In a nonprecedential decision, the Court of Appeals for the Federal Circuit looked at the issue of whether there is an Article III case or controversy between a patentee drug company and a generic drug company in the context of the Hatch-Waxman Act.  Merck v. Apotex (07-1362).

Merck had sued Apotex for patent infringement when Apotex filed an Abbreviated New Drug Application (“ANDA”) with the FDA for a generic version of FOSAMAX®, which is used to treat and prevent osteoporosis.

Apotex cried patent invalidity and noninfringement.  So, Merck granted Apotex a covenant not to sue for infringement of all patents-in-suit and moved to dismiss all claims and counterclaims on the grounds that the case no longer presented an Article III case or controversy.

Unsatisfied, Apotex tried to amend its counterclaims to add a claim for a violation of the Sherman Antitrust Act, 15 U.S.C. § 2.  The district court said no.

Merck listed ten patents in the FDA’s Orange Book, including US Pat. Nos. 4,621,077; 5,358,941; 5,681,590; 5,849,726; 6,008,207; 6,090,410; 6,194,004; 5,994,329;2 6,015,801; and 6,225,294.  The ’077 patent covers alendronate sodium, the active ingredient.  Six of the listed patents cover various formulations for tablets.  The remaining three are directed to dosing schedules.

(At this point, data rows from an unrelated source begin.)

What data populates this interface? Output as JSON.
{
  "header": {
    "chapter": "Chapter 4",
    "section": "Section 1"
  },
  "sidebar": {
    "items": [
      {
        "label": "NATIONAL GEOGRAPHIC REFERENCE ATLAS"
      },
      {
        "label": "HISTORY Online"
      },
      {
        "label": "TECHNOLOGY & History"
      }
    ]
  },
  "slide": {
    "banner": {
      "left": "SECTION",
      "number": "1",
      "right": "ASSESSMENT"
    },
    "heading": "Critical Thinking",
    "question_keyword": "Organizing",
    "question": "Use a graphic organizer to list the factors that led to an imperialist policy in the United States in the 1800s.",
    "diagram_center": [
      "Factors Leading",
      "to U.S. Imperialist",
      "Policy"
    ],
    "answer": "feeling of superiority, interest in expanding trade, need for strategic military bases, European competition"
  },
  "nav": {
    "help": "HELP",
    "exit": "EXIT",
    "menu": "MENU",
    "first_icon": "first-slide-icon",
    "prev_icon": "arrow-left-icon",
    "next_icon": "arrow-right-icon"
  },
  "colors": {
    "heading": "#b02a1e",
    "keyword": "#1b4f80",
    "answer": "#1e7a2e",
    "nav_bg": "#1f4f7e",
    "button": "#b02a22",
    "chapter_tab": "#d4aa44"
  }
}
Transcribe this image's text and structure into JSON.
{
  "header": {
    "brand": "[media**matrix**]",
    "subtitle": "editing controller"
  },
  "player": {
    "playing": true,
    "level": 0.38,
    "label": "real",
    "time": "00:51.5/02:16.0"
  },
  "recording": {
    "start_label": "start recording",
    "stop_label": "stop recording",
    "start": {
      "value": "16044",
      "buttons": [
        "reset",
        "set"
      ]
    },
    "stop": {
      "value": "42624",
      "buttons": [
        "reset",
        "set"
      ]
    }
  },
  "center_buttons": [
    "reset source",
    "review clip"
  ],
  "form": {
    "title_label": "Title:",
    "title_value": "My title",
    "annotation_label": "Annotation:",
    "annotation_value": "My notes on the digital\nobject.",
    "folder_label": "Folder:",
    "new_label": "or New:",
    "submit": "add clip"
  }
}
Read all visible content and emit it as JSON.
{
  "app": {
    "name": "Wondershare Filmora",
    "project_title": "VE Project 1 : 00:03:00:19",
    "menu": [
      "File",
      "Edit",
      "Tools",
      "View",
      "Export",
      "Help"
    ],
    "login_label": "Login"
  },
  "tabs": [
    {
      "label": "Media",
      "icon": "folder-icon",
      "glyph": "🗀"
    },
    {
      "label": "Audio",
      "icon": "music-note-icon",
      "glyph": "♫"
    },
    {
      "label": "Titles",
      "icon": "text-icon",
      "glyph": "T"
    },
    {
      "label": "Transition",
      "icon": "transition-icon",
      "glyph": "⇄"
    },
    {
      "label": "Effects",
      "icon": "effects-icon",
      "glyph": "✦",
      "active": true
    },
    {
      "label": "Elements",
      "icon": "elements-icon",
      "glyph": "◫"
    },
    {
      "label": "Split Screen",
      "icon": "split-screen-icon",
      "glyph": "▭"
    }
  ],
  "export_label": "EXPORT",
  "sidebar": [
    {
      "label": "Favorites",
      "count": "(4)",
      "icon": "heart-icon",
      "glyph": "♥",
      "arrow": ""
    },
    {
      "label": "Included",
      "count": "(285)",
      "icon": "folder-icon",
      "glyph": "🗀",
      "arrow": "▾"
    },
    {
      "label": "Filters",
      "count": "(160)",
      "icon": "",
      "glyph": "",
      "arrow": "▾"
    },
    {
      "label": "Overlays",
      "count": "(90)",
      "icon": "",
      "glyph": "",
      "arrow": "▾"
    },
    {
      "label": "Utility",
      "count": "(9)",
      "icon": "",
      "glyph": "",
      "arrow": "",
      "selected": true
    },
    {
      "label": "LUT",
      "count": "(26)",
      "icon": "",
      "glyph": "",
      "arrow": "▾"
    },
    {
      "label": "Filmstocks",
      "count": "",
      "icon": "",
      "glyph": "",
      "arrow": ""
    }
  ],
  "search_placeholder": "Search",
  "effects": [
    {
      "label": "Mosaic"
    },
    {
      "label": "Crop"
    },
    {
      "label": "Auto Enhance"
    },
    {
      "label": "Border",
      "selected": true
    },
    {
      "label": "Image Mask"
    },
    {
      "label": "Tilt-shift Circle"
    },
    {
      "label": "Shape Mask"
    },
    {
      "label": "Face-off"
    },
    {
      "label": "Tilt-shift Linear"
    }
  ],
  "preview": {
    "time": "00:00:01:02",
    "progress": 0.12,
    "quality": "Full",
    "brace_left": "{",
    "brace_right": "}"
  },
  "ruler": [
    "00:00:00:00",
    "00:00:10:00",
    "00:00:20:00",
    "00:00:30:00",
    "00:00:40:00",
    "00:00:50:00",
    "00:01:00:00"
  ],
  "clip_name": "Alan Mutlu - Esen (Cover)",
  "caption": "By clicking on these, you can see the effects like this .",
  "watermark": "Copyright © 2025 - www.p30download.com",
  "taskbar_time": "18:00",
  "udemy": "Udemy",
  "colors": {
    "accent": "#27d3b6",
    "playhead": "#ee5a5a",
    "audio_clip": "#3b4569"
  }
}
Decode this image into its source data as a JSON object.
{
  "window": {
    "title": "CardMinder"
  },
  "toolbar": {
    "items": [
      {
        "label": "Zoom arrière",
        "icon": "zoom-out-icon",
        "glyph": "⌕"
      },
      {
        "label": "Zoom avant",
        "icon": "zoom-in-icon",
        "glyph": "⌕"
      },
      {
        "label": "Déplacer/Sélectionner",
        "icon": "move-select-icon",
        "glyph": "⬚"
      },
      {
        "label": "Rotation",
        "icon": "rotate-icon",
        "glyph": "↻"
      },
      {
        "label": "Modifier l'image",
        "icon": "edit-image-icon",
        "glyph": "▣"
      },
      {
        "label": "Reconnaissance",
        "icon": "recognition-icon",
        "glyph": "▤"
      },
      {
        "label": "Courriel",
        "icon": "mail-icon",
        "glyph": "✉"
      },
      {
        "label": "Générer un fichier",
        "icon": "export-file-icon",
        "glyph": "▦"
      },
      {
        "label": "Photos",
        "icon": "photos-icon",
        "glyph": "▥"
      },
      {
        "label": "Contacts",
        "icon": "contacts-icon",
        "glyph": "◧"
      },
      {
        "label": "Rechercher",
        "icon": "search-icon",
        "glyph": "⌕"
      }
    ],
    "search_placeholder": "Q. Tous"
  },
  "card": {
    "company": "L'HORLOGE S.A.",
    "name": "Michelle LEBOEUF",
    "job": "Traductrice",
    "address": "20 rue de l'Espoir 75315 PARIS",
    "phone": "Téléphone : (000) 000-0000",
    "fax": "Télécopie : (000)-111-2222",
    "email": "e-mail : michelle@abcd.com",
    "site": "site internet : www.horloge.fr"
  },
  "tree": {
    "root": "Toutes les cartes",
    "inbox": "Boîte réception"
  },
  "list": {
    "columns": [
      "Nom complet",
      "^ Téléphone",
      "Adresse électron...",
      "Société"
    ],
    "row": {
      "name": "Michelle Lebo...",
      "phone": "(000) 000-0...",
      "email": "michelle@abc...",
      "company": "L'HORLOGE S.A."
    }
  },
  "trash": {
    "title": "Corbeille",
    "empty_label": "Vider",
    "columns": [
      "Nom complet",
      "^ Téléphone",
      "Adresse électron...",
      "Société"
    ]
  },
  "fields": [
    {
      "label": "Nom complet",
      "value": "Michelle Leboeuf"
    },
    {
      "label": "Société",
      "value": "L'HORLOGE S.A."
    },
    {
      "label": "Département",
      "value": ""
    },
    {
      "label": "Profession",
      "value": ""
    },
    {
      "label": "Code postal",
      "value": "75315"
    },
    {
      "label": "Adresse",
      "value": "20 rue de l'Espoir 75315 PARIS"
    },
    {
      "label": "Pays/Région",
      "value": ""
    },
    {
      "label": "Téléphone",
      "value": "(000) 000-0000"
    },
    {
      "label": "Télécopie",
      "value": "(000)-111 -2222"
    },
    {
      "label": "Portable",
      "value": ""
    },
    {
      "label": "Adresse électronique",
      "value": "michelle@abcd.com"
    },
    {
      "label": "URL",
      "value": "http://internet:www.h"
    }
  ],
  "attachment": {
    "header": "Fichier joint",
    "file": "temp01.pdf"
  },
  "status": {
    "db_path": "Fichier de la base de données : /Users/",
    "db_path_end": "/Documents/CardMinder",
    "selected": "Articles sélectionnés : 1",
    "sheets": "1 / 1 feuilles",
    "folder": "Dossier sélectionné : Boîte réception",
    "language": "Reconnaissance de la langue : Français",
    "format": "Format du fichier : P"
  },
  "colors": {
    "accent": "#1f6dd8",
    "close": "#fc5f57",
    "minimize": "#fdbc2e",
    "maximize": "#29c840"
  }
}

Merck’s ’077 patent expired on August 6, 2007.  However, Merck obtained an additional six-month period of regulatory exclusivity from the FDA in exchange for Merck’s submission of certain pediatric studies pursuant to 21 U.S.C. § 355a.  As a result, no generic drug company could obtain FDA approval for alendronate sodium until February 6, 2008.

Merck’s nine remaining Orange-Book-listed patents expire on dates ranging from 2012 to 2018.  Merck also obtained an additional six-month period of regulatory exclusivity beyond the patent terms of each of these remaining patents under 21 U.S.C. § 355a.

When Apotex filed an ANDA with the FDA to obtain approval for a generic version of FOSAMAX®, Apotex filed a Paragraph III certification stating that Apotex would not market its generic drug until six months after the expiration of the ’077 patent.  For Merck’s nine other Orange-Book-listed patents for FOSAMAX®, Apotex filed a Paragraph IV certification stating that the patents were invalid or not infringed by Apotex’s generic drug.  Merck promptly sued Apotex.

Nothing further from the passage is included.